Bu bildiklerimi -her ne kadar ömrümüzün son on beş yılı vahşi bir kamplaşma arenasında çarçur olsa da- zor günler için zulamda saklıyordum. Kimseye de bahsetmiyordum bu sakladıklarımdan. Dile getirdiğim taktirde, siyasi-toplumsal tarihten edinilmiş sıkı tedbirlerin uyarısıyla karşılaşabilirdim. En hafifinden "su uyur, düşman uyumaz" derlerdi bana. Ama daha uyanık olup, tarihsel hatlarda nöbet tutanlar, yüzyıllar içinde dolana dolana bugüne gelip; -tek tek, örnek göstere göstere- bir felaket yaşanmışsa eğer, bu felaketin tümüyle merkezin dışında kalan büyük çoğunluğa yaşatılan bir felaket olduğunu söylerlerdi.
Üstelik kulağımı da dostça çekerek, "geçmiş bir yana, an itibarıyla yaşananları/yaşatılanları görerek iyi niyetli olmanın bir işe yaramayacağını anlayabilirsin" diye de saflığımı yüzüme vururlardı.

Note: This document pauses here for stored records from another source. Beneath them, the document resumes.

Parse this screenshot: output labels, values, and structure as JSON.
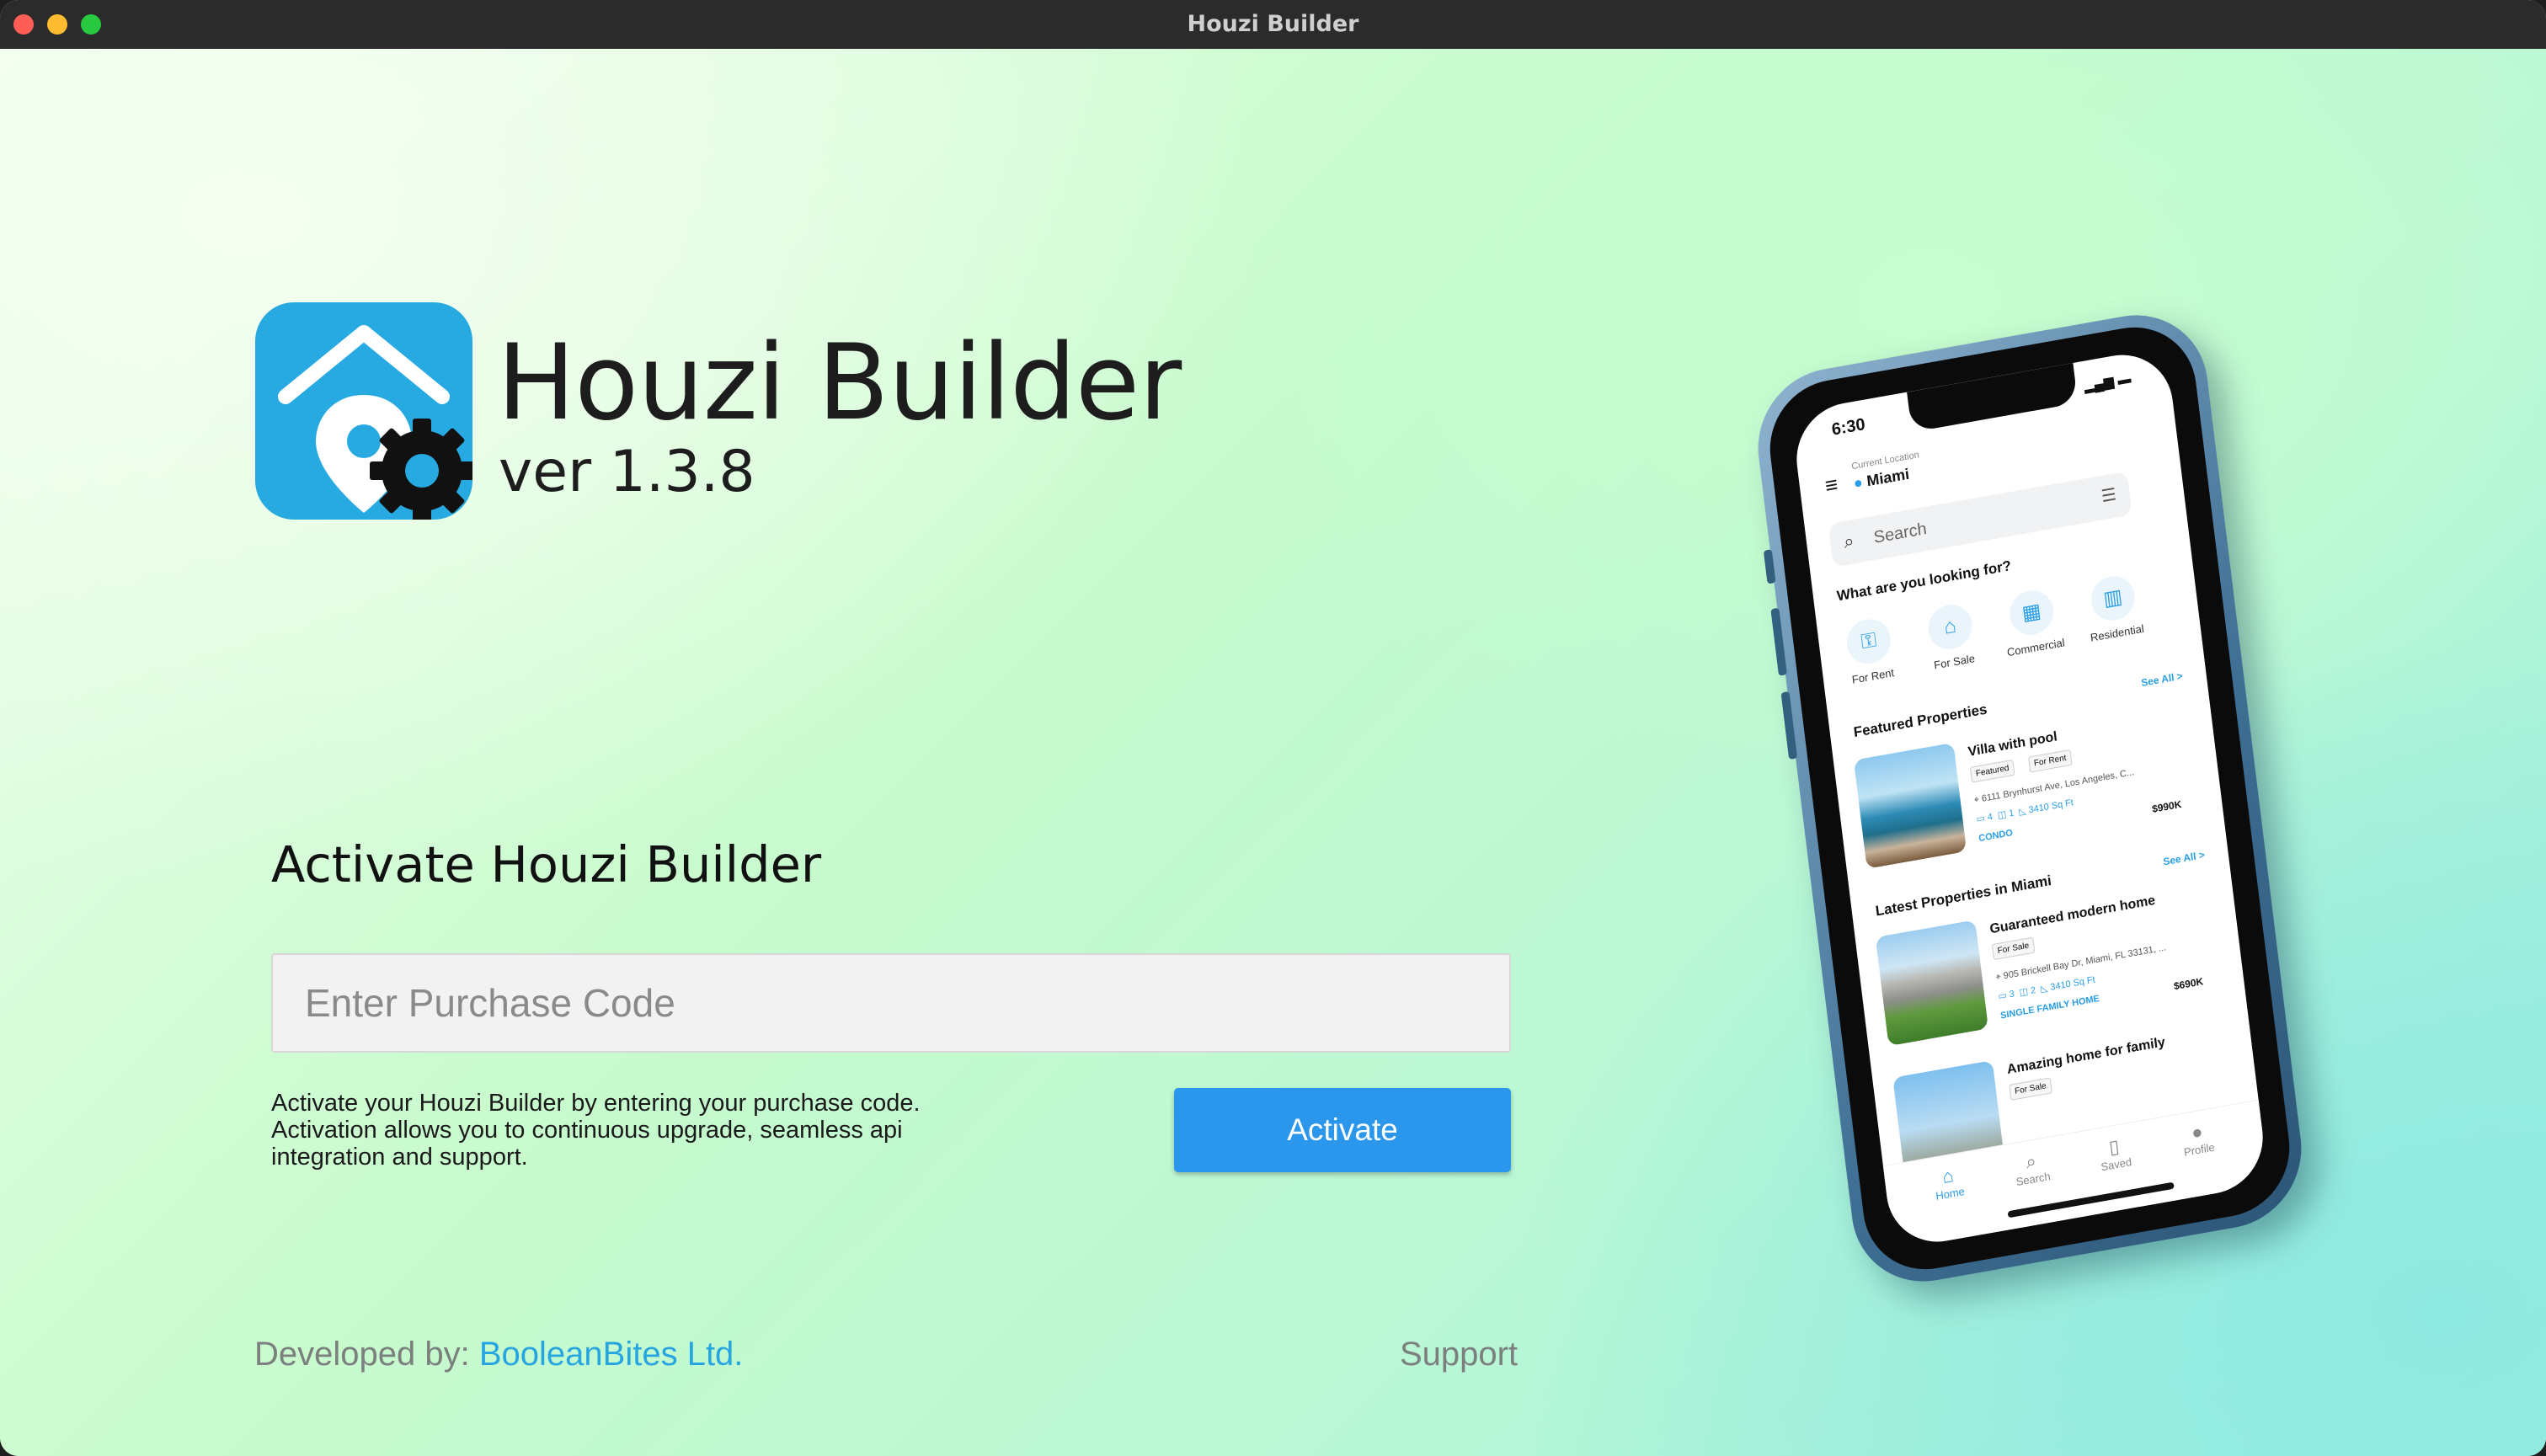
{
  "window": {
    "title": "Houzi Builder"
  },
  "brand": {
    "name": "Houzi Builder",
    "version": "ver 1.3.8",
    "logo_icon": "house-location-gear-icon",
    "logo_color": "#27a9e1"
  },
  "activation": {
    "title": "Activate Houzi Builder",
    "input_placeholder": "Enter Purchase Code",
    "input_value": "",
    "description": "Activate your Houzi Builder by entering your purchase code. Activation allows you to continuous upgrade, seamless api integration and support.",
    "button_label": "Activate",
    "button_color": "#2a97ec"
  },
  "footer": {
    "developed_by_label": "Developed by:",
    "developer_name": "BooleanBites Ltd.",
    "support_label": "Support"
  },
  "phone_preview": {
    "time": "6:30",
    "location_label": "Current Location",
    "location": "Miami",
    "search_placeholder": "Search",
    "section_looking": "What are you looking for?",
    "categories": [
      {
        "label": "For Rent",
        "icon": "key-icon"
      },
      {
        "label": "For Sale",
        "icon": "house-icon"
      },
      {
        "label": "Commercial",
        "icon": "store-icon"
      },
      {
        "label": "Residential",
        "icon": "building-icon"
      }
    ],
    "featured_title": "Featured Properties",
    "see_all": "See All >",
    "featured_card": {
      "title": "Villa with pool",
      "tags": [
        "Featured",
        "For Rent"
      ],
      "address": "6111 Brynhurst Ave, Los Angeles, C...",
      "beds": "4",
      "baths": "1",
      "area": "3410 Sq Ft",
      "type": "CONDO",
      "price": "$990K"
    },
    "latest_title": "Latest Properties in Miami",
    "latest_card": {
      "title": "Guaranteed modern home",
      "tags": [
        "For Sale"
      ],
      "address": "905 Brickell Bay Dr, Miami, FL 33131, ...",
      "beds": "3",
      "baths": "2",
      "area": "3410 Sq Ft",
      "type": "SINGLE FAMILY HOME",
      "price": "$690K"
    },
    "latest_card_2": {
      "title": "Amazing home for family",
      "tags": [
        "For Sale"
      ]
    },
    "tabs": [
      {
        "label": "Home",
        "icon": "home-icon"
      },
      {
        "label": "Search",
        "icon": "search-icon"
      },
      {
        "label": "Saved",
        "icon": "bookmark-icon"
      },
      {
        "label": "Profile",
        "icon": "profile-icon"
      }
    ]
  }
}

Ben de ısrarla, hayatın çarkını döndüren ve ömürleri sağaltan hizmet/üretim/sağlık alanındaki tüm emekçilerin, bir yangının içinde nasıl hortumsuz ve susuz bırakıldıklarını görmezlikten gelip, kendimi savunmaya alarak "ama..." diye kem küm ederdim.
Taa ki, can pazarının tam orta yerlerini görene kadar.
Tutuklu/hükümlü, soğuk bir aradalığa hapsedilmiş binlerce insanla yapılan virüs pazarlığı bu orta yerde duruyor şimdi.
Bir de kayyımlar.
Bir de yararı tartışma konusu olmuş, büyük fırtınalar koparmış projeler.
(Örnekse, "millet can derdine düşmüşken" beş-on gün önce Salda Gölü'ne yapılacak Millet Bahçesi projesinin onanması).
Üstelik karşımızda yaratığı kasırgadan faydalanılacak bir durumdan öte, tüm projeleri ezip geçecek bir sorun olduğu halde.
Bu sorunun ise, proje-muroje, sınıf, kültür, kast, ırk, bölge, düşman, dost, ideoloji, cinsiyet, varlık-yokluk, sınır, renk, koku, bakış açısı, zengin-yoksul, umut-umutsuzluk, karşıtlık, haklı-haksız, iyi-kötü, iktidar, iktidarsızlık gibi argümanlarla işi yok.
Karşımızda hiçbir ayrım gözetmeden saldıraya geçmiş bir düşman varken, ona; inanç, siyasi görüş, ideoloji, kültür... karşıtlıklıkları üzerinden karşı koymaya çalışanların baştan kaybettiklerini bilmemesi çok üzücü.